Very good post Paul. Thank you.

July 1, 2011 1:11 PM
 

Paul White said:

Hi AMB,

I'd love to put a book together one day - probably a PDF or something.  I'll get around to it I expect.  For the time being, I do love blogging here, and I have plenty to keep me busy these days :c)

Thanks so much for taking the time to comment - I see the read numbers go up, but it's still nice to hear from people so I know it's not just one person hitting F5!

Paul

July 1, 2011 1:24 PM
 

Paul White said:

Hey Kevin,

Thanks very much.  I wasn't sure whether ANY was a SQL standard thing or not, so cheers for clearing that up for me.

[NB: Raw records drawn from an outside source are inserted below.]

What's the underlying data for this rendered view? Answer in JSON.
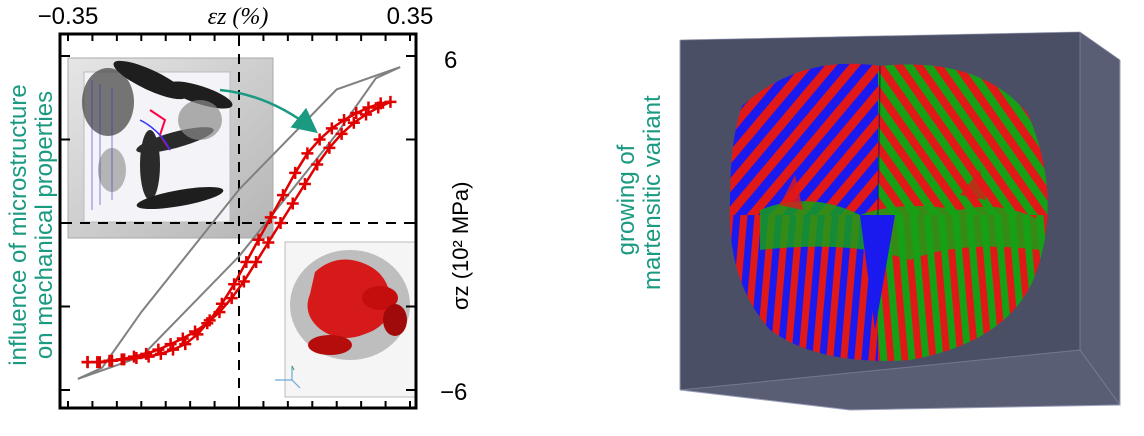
{
  "left_panel": {
    "caption_lines": [
      "influence of microstructure",
      "on mechanical properties"
    ]
  },
  "right_panel": {
    "caption_lines": [
      "growing of",
      "martensitic variant"
    ]
  },
  "colors": {
    "caption": "#1a9a80",
    "data_series": "#e00000",
    "reference_curve": "#808080",
    "arrow": "#1a9a80",
    "box_background": "#5a5e75"
  },
  "icons": [
    "microstructure-inset-top",
    "microstructure-inset-bottom",
    "martensite-cube-render"
  ],
  "chart_data": {
    "type": "line",
    "title": "",
    "xlabel": "εz (%)",
    "ylabel": "σz (10² MPa)",
    "xlim": [
      -0.35,
      0.35
    ],
    "ylim": [
      -6,
      6
    ],
    "x_ticks": [
      "−0.35",
      "0.35"
    ],
    "y_ticks": [
      "6",
      "−6"
    ],
    "grid": false,
    "reference_lines": {
      "x": 0,
      "y": 0,
      "style": "dashed"
    },
    "series": [
      {
        "marker": "plus",
        "x": [
          -0.31,
          -0.285,
          -0.26,
          -0.235,
          -0.21,
          -0.185,
          -0.16,
          -0.135,
          -0.11,
          -0.085,
          -0.06,
          -0.035,
          -0.01,
          0.015,
          0.04,
          0.065,
          0.09,
          0.115,
          0.14,
          0.165,
          0.19,
          0.215,
          0.24,
          0.265,
          0.29,
          0.31,
          0.285,
          0.26,
          0.235,
          0.21,
          0.185,
          0.16,
          0.135,
          0.11,
          0.085,
          0.06,
          0.035,
          0.01,
          -0.015,
          -0.04,
          -0.065,
          -0.09,
          -0.115,
          -0.14,
          -0.165,
          -0.19,
          -0.215,
          -0.24,
          -0.265,
          -0.29,
          -0.31
        ],
        "y": [
          -5.0,
          -5.0,
          -4.95,
          -4.9,
          -4.85,
          -4.8,
          -4.7,
          -4.55,
          -4.35,
          -4.0,
          -3.5,
          -2.9,
          -2.2,
          -1.4,
          -0.6,
          0.2,
          1.0,
          1.8,
          2.5,
          3.0,
          3.4,
          3.7,
          3.95,
          4.15,
          4.3,
          4.35,
          4.15,
          3.9,
          3.6,
          3.2,
          2.7,
          2.1,
          1.4,
          0.7,
          0.0,
          -0.7,
          -1.4,
          -2.1,
          -2.7,
          -3.2,
          -3.6,
          -3.9,
          -4.15,
          -4.35,
          -4.55,
          -4.7,
          -4.8,
          -4.9,
          -4.95,
          -5.0,
          -5.0
        ]
      },
      {
        "marker": "none",
        "x": [
          -0.33,
          -0.2,
          0.0,
          0.2,
          0.28,
          0.33,
          0.33,
          0.2,
          0.0,
          -0.2,
          -0.28,
          -0.33
        ],
        "y": [
          -5.6,
          -4.8,
          -1.2,
          3.2,
          5.2,
          5.6,
          5.6,
          4.8,
          1.2,
          -3.2,
          -5.2,
          -5.6
        ]
      }
    ]
  }
}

The optimizer rules are not at all documented anywhere, which is a great shame.  If you follow the link at the end of this entry, you'll see the stuff I have posted before about how to work out which rules are being called, though finding out what they do is trial-and-error, and really quite labour-intensive!  Fun though :)

Paul

July 1, 2011 1:35 PM
 

Gianluca Sartori said:

Great post, Paul, as usual!

@Kevin: I checked DB2, Oracle, PostgreSQL, MySQL, SQLLite and (ugh!) Access and none of these support the ANY aggregate, while most of them supports user-defined aggregate functions. Are you sure this is part of a SQL standard (92, 99, 2005)?

Thanks,

Gianluca

July 4, 2011 12:18 PM
 

Kevin Feasel said:

The ANY keyword in ANSI SQL isn't really an aggregate, at least in the same way as MIN, MAX, etc.  There are some examples at http://sqlnut.atw.hu/sqlnut2-chp-4-sect-2.html, but an Adventure Works example using ANY (SOME and ALL work similarly) would be:

select *

from HumanResources.Employee

where LoginID =

  ANY(select loginid from HumanResources.employee where managerid = 185)

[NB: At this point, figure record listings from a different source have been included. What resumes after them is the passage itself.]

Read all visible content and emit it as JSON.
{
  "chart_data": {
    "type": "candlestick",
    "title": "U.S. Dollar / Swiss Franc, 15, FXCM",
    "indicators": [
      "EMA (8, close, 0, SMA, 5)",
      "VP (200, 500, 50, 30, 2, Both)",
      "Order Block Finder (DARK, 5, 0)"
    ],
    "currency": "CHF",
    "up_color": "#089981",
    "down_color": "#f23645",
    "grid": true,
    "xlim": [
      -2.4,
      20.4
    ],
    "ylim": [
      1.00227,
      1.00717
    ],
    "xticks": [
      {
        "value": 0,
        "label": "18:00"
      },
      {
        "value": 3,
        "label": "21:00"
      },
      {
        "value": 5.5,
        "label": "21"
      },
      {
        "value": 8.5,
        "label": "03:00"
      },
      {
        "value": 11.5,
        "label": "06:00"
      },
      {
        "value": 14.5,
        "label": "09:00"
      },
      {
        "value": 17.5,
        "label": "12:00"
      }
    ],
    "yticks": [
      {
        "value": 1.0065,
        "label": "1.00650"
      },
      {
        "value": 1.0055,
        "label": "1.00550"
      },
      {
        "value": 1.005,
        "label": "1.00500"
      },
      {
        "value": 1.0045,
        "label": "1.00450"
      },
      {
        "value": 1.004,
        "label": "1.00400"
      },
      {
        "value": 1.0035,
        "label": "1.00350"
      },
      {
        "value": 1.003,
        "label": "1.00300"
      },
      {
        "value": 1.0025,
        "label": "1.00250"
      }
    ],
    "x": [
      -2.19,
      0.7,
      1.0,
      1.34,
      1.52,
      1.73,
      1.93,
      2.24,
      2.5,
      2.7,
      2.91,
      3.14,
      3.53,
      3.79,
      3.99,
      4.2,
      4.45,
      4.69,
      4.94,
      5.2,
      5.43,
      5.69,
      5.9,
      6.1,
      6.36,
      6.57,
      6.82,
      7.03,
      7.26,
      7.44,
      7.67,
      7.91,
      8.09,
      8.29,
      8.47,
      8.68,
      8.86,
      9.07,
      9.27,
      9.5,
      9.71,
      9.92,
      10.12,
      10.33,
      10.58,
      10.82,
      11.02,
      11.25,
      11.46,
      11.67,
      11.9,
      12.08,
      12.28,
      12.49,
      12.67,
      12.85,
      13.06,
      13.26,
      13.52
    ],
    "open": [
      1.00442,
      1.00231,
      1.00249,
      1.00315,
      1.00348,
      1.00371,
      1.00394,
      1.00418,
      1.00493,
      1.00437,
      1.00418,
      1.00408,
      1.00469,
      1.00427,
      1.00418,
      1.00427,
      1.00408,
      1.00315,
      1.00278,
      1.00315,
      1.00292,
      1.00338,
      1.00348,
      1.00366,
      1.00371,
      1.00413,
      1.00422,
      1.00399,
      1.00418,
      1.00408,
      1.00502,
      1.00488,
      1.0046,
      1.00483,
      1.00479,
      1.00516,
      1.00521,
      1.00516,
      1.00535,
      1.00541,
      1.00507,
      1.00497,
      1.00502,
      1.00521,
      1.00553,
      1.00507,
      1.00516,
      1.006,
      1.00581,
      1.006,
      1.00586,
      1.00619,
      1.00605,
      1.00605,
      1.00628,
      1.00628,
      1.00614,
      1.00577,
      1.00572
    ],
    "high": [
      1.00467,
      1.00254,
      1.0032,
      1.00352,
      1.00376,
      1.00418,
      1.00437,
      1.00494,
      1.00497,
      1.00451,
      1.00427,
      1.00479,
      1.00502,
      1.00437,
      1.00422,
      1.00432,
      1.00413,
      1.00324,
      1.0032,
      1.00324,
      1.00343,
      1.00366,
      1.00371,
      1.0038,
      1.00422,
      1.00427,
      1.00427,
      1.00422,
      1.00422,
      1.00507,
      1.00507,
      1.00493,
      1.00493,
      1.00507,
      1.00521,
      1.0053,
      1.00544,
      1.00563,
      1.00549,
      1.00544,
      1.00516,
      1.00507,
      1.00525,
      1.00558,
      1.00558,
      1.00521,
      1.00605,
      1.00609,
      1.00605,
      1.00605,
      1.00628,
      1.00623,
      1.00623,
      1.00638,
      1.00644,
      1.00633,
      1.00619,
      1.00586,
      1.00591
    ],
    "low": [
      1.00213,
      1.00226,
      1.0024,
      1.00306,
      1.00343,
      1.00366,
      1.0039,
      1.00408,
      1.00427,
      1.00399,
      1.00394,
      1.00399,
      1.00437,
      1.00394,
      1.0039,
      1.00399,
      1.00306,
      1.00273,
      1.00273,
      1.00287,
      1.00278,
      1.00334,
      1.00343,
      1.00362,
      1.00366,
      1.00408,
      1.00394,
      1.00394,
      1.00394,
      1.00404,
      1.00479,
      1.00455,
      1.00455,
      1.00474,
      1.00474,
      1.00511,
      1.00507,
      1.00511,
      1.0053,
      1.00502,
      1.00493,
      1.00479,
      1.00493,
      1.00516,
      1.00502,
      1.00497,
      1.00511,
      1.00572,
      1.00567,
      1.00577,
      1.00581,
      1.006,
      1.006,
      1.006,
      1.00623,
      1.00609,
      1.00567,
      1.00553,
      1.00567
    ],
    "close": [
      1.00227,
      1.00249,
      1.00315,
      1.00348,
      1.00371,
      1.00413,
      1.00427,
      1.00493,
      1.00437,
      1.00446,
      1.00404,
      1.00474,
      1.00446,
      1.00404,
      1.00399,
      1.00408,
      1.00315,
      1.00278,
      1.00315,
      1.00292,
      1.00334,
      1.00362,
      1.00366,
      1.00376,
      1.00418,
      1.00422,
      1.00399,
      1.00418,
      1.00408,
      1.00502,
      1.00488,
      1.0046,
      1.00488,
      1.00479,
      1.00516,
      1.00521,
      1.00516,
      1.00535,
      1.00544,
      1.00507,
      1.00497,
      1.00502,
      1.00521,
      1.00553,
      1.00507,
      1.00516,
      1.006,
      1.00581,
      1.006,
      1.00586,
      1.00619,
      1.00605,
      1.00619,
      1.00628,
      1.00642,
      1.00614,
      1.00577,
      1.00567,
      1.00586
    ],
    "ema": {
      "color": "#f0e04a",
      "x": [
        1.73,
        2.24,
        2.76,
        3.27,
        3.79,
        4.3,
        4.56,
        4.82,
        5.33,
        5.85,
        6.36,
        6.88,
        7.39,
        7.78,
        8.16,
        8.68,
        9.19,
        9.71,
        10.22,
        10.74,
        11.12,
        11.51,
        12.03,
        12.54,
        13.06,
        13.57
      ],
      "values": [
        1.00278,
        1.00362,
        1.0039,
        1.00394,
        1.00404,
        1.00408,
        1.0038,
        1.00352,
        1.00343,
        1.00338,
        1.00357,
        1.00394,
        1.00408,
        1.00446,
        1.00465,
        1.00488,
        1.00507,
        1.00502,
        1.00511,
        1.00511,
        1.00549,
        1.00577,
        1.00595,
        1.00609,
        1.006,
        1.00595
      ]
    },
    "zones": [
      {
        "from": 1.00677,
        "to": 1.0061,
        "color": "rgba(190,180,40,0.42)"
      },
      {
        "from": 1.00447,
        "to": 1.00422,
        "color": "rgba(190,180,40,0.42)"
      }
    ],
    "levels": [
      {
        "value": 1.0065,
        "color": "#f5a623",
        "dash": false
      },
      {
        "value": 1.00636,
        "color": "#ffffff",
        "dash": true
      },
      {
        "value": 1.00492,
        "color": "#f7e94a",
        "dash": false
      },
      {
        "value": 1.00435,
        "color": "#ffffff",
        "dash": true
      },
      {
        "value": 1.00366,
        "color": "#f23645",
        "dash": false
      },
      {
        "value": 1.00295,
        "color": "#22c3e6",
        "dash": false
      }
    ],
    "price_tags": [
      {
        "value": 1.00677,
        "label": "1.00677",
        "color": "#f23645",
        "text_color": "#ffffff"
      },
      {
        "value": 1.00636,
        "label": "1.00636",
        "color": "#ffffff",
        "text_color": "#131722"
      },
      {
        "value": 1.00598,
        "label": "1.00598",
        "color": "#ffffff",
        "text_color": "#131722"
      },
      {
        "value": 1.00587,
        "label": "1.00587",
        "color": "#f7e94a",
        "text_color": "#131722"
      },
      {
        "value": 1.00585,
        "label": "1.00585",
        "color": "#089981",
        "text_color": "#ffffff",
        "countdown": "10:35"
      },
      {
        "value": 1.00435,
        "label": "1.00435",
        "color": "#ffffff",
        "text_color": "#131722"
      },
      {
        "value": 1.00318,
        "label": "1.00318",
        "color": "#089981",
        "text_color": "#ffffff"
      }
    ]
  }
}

Here, ANY is used basically like an IN or EXISTS statement:  where the main query matches any of the results in the subquery.  The execution plan is the same as:

select *

from HumanResources.Employee

where LoginID in (select LoginID from HumanResources.Employee where ManagerID = 185)

or:

select *

from HumanResources.Employee he

where exists (select LoginID from HumanResources.Employee e where he.LoginID = e.LoginID and e.ManagerID = 185)

And @Paul, I would make room on my shelf somewhere for whatever book you write, if only to catalog the insane engine quirks you've found over the years...

July 4, 2011 10:05 PM
 

Brad Schulz said:

Excellent, Paul...

I know I had seen that ANY() Aggregate before when digging into query plans in the past and I made a mental note to investigate further, but it fell through the cracks.  Thanks for the info!

--Brad

July 5, 2011 7:38 PM
 

Paul White said:

Hi Brad,

Yes the ANY 'aggregate' pops up all over the place in plans.  One other example is where SQL Server needs to check that a single value is returned by a subquery - just before the Assert.

Paul

July 6, 2011 12:30 AM
 

Rabia said:

LOL this is most excellent. My life would be easier if they just let me use the ANY aggregate in my query.